Vous n'avez pas besoin de rapporter un poisson chez vous pour en garder le souvenir. Mesurer sa longueur, noter son poids et consigner les données transforme la pratique du no-kill en une archive permanente de valeur — et fournit des données utiles sur le comportement de cette masse d'eau. Avec le carnet de captures numérique BeAngler, vous enregistrez chaque remise à l'eau avec des détails précis sur la longueur, le poids, l'appât efficace et les conditions météo, en la rattachant directement au bon spot de notre annuaire des eaux. Partagez cette éthique de pêche moderne avec d'autres passionnés dans vos équipes et clubs. Une communauté qui pratique correctement le no-kill protège les eaux pour tous. Créez votre compte BeAngler gratuit et commencez à enregistrer vos captures durables dès aujourd'hui !

Questions fréquentes

Comment relâcher un poisson en toute sécurité selon la pratique du no-kill ?

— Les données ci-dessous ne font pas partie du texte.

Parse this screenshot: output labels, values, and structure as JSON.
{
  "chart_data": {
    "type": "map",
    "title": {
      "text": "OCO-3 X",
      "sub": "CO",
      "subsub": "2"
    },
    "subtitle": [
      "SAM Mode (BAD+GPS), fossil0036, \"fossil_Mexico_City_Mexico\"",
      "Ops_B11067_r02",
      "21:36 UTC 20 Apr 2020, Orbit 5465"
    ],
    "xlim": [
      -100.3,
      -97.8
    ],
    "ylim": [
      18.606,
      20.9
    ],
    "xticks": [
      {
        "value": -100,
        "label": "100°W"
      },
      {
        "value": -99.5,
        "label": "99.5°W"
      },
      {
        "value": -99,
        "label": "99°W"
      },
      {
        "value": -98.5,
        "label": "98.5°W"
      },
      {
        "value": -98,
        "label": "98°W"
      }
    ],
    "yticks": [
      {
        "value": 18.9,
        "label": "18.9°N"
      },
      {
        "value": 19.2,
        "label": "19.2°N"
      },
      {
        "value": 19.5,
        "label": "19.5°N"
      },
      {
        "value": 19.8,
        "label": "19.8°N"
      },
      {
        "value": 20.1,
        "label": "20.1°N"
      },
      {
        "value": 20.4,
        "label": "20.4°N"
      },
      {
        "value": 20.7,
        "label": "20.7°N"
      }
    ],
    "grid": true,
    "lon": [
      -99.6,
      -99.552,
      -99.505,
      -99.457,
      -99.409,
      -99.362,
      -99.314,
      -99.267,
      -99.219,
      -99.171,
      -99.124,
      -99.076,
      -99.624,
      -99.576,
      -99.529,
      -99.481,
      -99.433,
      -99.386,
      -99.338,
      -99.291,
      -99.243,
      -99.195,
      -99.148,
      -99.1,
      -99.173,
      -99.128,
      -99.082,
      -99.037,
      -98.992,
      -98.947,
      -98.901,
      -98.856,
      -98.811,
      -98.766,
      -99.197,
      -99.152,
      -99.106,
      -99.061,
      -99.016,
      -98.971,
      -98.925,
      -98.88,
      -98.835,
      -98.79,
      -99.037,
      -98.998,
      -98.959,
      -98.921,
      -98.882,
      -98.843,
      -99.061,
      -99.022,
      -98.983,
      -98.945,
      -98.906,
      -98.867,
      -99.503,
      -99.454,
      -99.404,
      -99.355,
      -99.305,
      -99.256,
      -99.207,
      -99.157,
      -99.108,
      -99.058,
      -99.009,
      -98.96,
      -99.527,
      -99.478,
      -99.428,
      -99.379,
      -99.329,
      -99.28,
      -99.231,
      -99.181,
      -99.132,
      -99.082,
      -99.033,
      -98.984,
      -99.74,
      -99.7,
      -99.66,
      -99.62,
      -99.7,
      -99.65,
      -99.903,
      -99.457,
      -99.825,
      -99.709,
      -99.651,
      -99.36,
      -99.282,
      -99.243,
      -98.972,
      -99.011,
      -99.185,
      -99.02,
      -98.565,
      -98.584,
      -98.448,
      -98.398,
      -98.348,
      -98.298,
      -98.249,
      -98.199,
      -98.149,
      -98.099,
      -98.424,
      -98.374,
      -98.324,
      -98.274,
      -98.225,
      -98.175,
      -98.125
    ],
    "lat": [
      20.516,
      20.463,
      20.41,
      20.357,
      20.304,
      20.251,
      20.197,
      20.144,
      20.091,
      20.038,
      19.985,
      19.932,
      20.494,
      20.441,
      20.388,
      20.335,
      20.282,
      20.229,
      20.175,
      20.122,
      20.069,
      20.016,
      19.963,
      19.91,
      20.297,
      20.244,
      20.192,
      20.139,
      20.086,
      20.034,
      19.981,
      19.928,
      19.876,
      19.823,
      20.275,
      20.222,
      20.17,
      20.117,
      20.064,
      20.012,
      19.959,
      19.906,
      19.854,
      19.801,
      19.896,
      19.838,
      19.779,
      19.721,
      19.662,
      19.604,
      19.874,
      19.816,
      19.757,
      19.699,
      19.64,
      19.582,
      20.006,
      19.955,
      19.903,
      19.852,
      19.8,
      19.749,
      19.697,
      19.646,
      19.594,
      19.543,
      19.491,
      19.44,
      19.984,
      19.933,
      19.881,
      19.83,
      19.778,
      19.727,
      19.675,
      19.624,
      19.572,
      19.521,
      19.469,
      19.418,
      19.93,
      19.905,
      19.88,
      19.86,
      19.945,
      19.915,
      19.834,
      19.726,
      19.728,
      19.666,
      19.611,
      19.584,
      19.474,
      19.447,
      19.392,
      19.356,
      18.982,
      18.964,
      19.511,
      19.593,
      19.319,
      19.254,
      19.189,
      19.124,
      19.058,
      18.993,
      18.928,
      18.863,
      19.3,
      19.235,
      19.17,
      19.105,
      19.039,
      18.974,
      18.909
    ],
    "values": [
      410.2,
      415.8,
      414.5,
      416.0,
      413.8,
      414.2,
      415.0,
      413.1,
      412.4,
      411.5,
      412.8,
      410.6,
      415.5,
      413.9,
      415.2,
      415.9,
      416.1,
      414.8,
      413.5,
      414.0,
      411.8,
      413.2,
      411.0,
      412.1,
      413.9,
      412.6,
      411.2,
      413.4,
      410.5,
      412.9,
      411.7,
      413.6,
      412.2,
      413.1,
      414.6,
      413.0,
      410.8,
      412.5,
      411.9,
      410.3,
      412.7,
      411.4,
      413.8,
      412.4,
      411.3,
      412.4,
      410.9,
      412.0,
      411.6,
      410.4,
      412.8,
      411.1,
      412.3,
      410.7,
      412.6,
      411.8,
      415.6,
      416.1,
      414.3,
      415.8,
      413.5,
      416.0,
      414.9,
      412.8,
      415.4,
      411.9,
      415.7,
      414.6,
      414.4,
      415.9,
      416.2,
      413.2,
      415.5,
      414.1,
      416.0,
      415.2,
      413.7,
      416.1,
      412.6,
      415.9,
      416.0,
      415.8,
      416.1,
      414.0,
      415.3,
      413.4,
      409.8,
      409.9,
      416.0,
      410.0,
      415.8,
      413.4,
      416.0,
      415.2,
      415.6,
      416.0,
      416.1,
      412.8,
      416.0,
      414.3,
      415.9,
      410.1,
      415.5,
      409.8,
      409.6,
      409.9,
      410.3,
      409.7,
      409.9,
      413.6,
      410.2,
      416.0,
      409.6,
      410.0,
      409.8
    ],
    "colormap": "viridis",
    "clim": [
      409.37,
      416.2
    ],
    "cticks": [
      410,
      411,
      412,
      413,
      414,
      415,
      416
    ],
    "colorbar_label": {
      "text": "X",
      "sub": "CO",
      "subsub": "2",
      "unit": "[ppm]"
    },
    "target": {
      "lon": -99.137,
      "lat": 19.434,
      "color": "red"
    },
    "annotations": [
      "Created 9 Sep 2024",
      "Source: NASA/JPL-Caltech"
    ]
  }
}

Mouillez-vous toujours les mains et le filet de l'épuisette, tenez le poisson très bas au-dessus d'un tapis de réception doux ou de l'eau, et soutenez-le horizontalement à deux mains. Décrochez-le vite avec une pince hémostatique, minimisez le temps hors de l'eau et maintenez-le face au courant jusqu'à ce qu'il reparte seul.

Les hameçons sans ardillon aident-ils à la pratique du no-kill ?

Oui, de manière décisive. Les hameçons sans ardillon ou à micro-ardillon causent des blessures minimes dans la bouche du poisson, se retirent en quelques secondes sans force brute et réduisent le temps de manipulation, ce qui augmente considérablement le taux de survie du poisson après la remise à l'eau.

Combien de temps un poisson peut-il rester hors de l'eau en toute sécurité ?

Le moins de temps possible — essayez de viser moins de 10 à 15 secondes. Traitez chaque seconde dans l'air de la même manière que si vous reteniez votre propre souffle sous l'eau, et ne retardez jamais le relâchement pour des séances photos.

Comment réanimer de manière correcte un poisson fatigué ?

Maintenez le poisson horizontalement sous l'eau en orientant sa tête face au courant (ou bougez-le doucement vers l'avant, jamais vers l'arrière) pour que l'eau baigne bien les branchies. Attendez patiemment qu'il reprenne des forces, active ses nageoires et reparte de lui-même. L'eau chaude exige plus de temps de réanimation.

Est-il obligatoire d'utiliser une épuisette pour le no-kill ?

Oui, il est vivement recommandé d'utiliser une épuisette à filet caoutchouté sans nœuds. C'est bien plus sûr que de sortir le poisson à la main par la ligne tendue. Le revêtement en caoutchouc protège le mucus et les nageoires, vous permettant de garder le poisson en sécurité dans l'eau pendant que vous préparez vos pinces.

Comment décrocher un poisson qui a l'hameçon très profondément piqué ?

Si vous voyez encore l'hameçon et l'atteignez avec une pince hémostatique longue, retirez-le avec beaucoup de soin. S'il est piqué très profondément dans l'œsophage ou dans les branchies délicates, coupez le fil au plus près de l'hameçon et relâchez-le immédiatement pour éviter une hémorragie interne fatale.